昔、お坊さんが4人、夜の田舎道を歩いていました。
老師と呼ばれる偉いお坊さまと、その弟子が3人。
4人は夜の田舎道を、提灯の灯り一つで歩いていました。
突然、フッと風が吹き、提灯の灯りが消えてしまいます。
夜の田舎道、街灯などありませんでしたので、4人は1メートル先も見えないような、真っ暗な暗闇に包まれてしまいました。
すると老師がこう言いました。
「お前たちはこの闇に何を見るか?」
この何も見えない真っ暗闇にお前たちは何を見るのか? 老師はそう、3人の弟子たちに尋ねたのです。
『ああ、老師がまた難しい問題(禅問答)を出していらっしゃる…これはしっかり考えねば! 』と、3人は一生懸命、自分なりの答えを考えます。
まず一番目の弟子が答えたのは、
「老師、私はこの暗闇の先に、大きく輝く翼を広げて飛びたとうとする、大怪鳥が見えます!」
「なるほど!まだまだじゃ」
次に2番目の弟子が答えました、
「老師、私はこの暗闇の先に、鉄で出来た大蛇が横たわり、今にも襲ってこようとしているのが見えます!」
「なるほど!まだまだじゃ」
最後に3番目の弟子に、老師が尋ねました。
お前はこの暗闇に何を見るか?
3番目の弟子が答えたのは、
「老師、私は足元を見ます!」
◇
この話が何を表しているのかと言うと、この「暗闇」とは、私たちの「未来」を表しているのです。
一寸先は闇と言いますが、先の見えない未来、これを暗闇に例えているのです。
普段生活していて、ある時、突然、フッと未来にとらわれてしまう瞬間がある。
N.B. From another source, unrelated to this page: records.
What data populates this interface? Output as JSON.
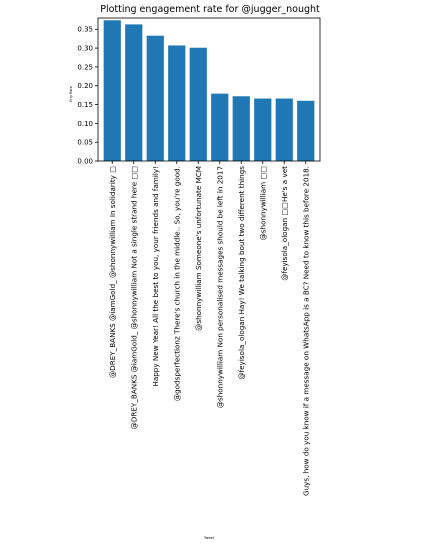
{
  "chart_data": {
    "type": "bar",
    "title": "Plotting engagement rate for @jugger_nought",
    "xlabel": "Tweet",
    "ylabel": "Eng Rate",
    "ylim": [
      0,
      0.38
    ],
    "yticks": [
      "0.00",
      "0.05",
      "0.10",
      "0.15",
      "0.20",
      "0.25",
      "0.30",
      "0.35"
    ],
    "grid": false,
    "bar_color": "#1f77b4",
    "categories": [
      "@DREY_BANKS @iamGold_ @shonnywilliam In solidarity □",
      "@DREY_BANKS @iamGold_ @shonnywilliam Not a single strand here □□",
      "Happy New Year! All the best to you, your friends and family!",
      "@godsperfectionz There's church in the middle.. So, you're good.",
      "@shonnywilliam Someone's unfortunate MCM",
      "@shonnywilliam Non personalised messages should be left in 2017",
      "@feyisola_ologan Hay! We talking bout two different things",
      "@shonnywilliam □□",
      "@feyisola_ologan □□He's a vet",
      "Guys, how do you know if a message on WhatsApp is a BC? Need to know this before 2018."
    ],
    "values": [
      0.374,
      0.363,
      0.333,
      0.307,
      0.301,
      0.179,
      0.172,
      0.166,
      0.166,
      0.16
    ]
  }
}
この先の見えない未来、暗闇が現れた時、お前たちは何を見るか?と、老師は弟子たちに尋ねたのです。
1番目と2番目の弟子は、暗闇の先、未来に、化け物を見てしまいます。未来に対する妄想。先の見えない不安、苦しみ、困難が待ち受けているんじゃないだろうかという怖れ、それらの考えが2人に怪鳥や鉄の大蛇など、化け物を見せてしまったのです。
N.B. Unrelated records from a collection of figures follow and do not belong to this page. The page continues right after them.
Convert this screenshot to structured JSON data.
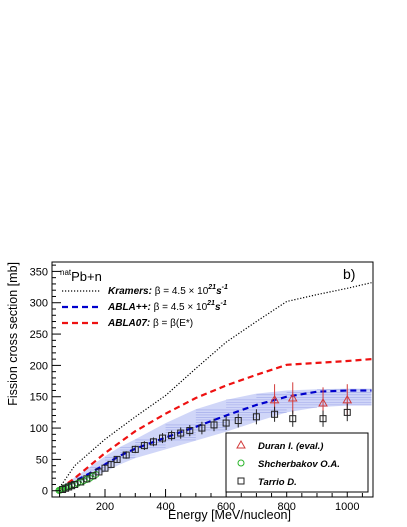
{
  "chart_data": {
    "type": "line",
    "panel_label": "b)",
    "annotation": {
      "sup": "nat",
      "main": "Pb+n"
    },
    "xlabel": "Energy [MeV/nucleon]",
    "ylabel": "Fission cross section [mb]",
    "xlim": [
      25,
      1085
    ],
    "ylim": [
      -10,
      365
    ],
    "xticks": [
      200,
      400,
      600,
      800,
      1000
    ],
    "yticks": [
      0,
      50,
      100,
      150,
      200,
      250,
      300,
      350
    ],
    "grid": false,
    "series": [
      {
        "label": "Kramers:",
        "formula": {
          "pre": "β = 4.5 × 10",
          "sup": "21",
          "post": "s",
          "sup2": "-1"
        },
        "style": "dotted",
        "color": "#000000",
        "x": [
          50,
          100,
          200,
          300,
          400,
          500,
          600,
          700,
          800,
          900,
          1000,
          1080
        ],
        "y": [
          5,
          40,
          82,
          118,
          152,
          195,
          237,
          270,
          302,
          313,
          323,
          332
        ]
      },
      {
        "label": "ABLA++:",
        "formula": {
          "pre": "β = 4.5 × 10",
          "sup": "21",
          "post": "s",
          "sup2": "-1"
        },
        "style": "dashed",
        "color": "#0000cc",
        "x": [
          50,
          100,
          150,
          200,
          250,
          300,
          400,
          500,
          600,
          700,
          800,
          900,
          1000,
          1080
        ],
        "y": [
          3,
          15,
          28,
          42,
          56,
          67,
          85,
          102,
          120,
          137,
          150,
          158,
          160,
          160
        ],
        "band_upper": [
          6,
          21,
          38,
          55,
          70,
          82,
          108,
          130,
          145,
          155,
          160,
          162,
          163,
          163
        ],
        "band_lower": [
          1,
          10,
          20,
          30,
          42,
          52,
          66,
          80,
          94,
          110,
          125,
          133,
          136,
          136
        ]
      },
      {
        "label": "ABLA07:",
        "formula": {
          "pre": "β = β(E*)",
          "sup": "",
          "post": "",
          "sup2": ""
        },
        "style": "dashed",
        "color": "#ee1111",
        "x": [
          50,
          100,
          200,
          300,
          400,
          500,
          600,
          700,
          800,
          900,
          1000,
          1080
        ],
        "y": [
          3,
          20,
          60,
          95,
          123,
          148,
          168,
          185,
          201,
          204,
          207,
          210
        ]
      }
    ],
    "points": [
      {
        "label": "Duran I. (eval.)",
        "marker": "triangle",
        "color": "#d23b3b",
        "x": [
          760,
          820,
          920,
          1000
        ],
        "y": [
          145,
          148,
          140,
          145
        ],
        "err": [
          25,
          25,
          25,
          25
        ]
      },
      {
        "label": "Shcherbakov O.A.",
        "marker": "circle",
        "color": "#2ab52a",
        "x": [
          48,
          52,
          56,
          60,
          65,
          70,
          75,
          80,
          90,
          100,
          110,
          120,
          130,
          140,
          150,
          160,
          170
        ],
        "y": [
          0.5,
          1,
          2,
          3,
          4,
          5,
          6,
          7,
          8,
          10,
          12,
          14,
          16,
          18,
          20,
          23,
          26
        ],
        "err": []
      },
      {
        "label": "Tarrio D.",
        "marker": "square",
        "color": "#222222",
        "x": [
          60,
          70,
          80,
          90,
          100,
          120,
          140,
          160,
          180,
          200,
          220,
          240,
          270,
          300,
          330,
          360,
          390,
          420,
          450,
          480,
          520,
          560,
          600,
          640,
          700,
          760,
          820,
          920,
          1000
        ],
        "y": [
          2,
          4,
          6,
          8,
          10,
          14,
          19,
          24,
          30,
          36,
          42,
          50,
          57,
          66,
          72,
          78,
          84,
          88,
          92,
          96,
          100,
          105,
          108,
          112,
          118,
          122,
          115,
          115,
          125
        ],
        "err": [
          1,
          1,
          1,
          1,
          2,
          2,
          3,
          3,
          4,
          4,
          5,
          5,
          6,
          6,
          7,
          7,
          8,
          8,
          9,
          9,
          10,
          10,
          11,
          11,
          12,
          12,
          13,
          13,
          14
        ]
      }
    ]
  }
}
しかし3番目の弟子が答えたのは『足元を見る』でした。
暗闇に包まれたのは仕方ない。
見えないものは見えない。
しかし、まずは自分の足元を確認する。
暗闇の中、ヘタに動き回ると転んでしまうかもしれない。まずは自分が今、確かにこの大地に立っていると確認する。未来は見えないが、確かに自分を支えてくれているもの達がいると確認する。家族であったり、仲間であったり、友達や、自分の経験、職場、お寺、そういうものに支えられ、自分は今、確かにここに立っていると確認する。
先の見えない暗闇に包まれても、化け物を見る必要はないのです。
まずは立ち止まり、自分と言うものを確認しましょう。
自分を支えてくれているものを確認しましょう。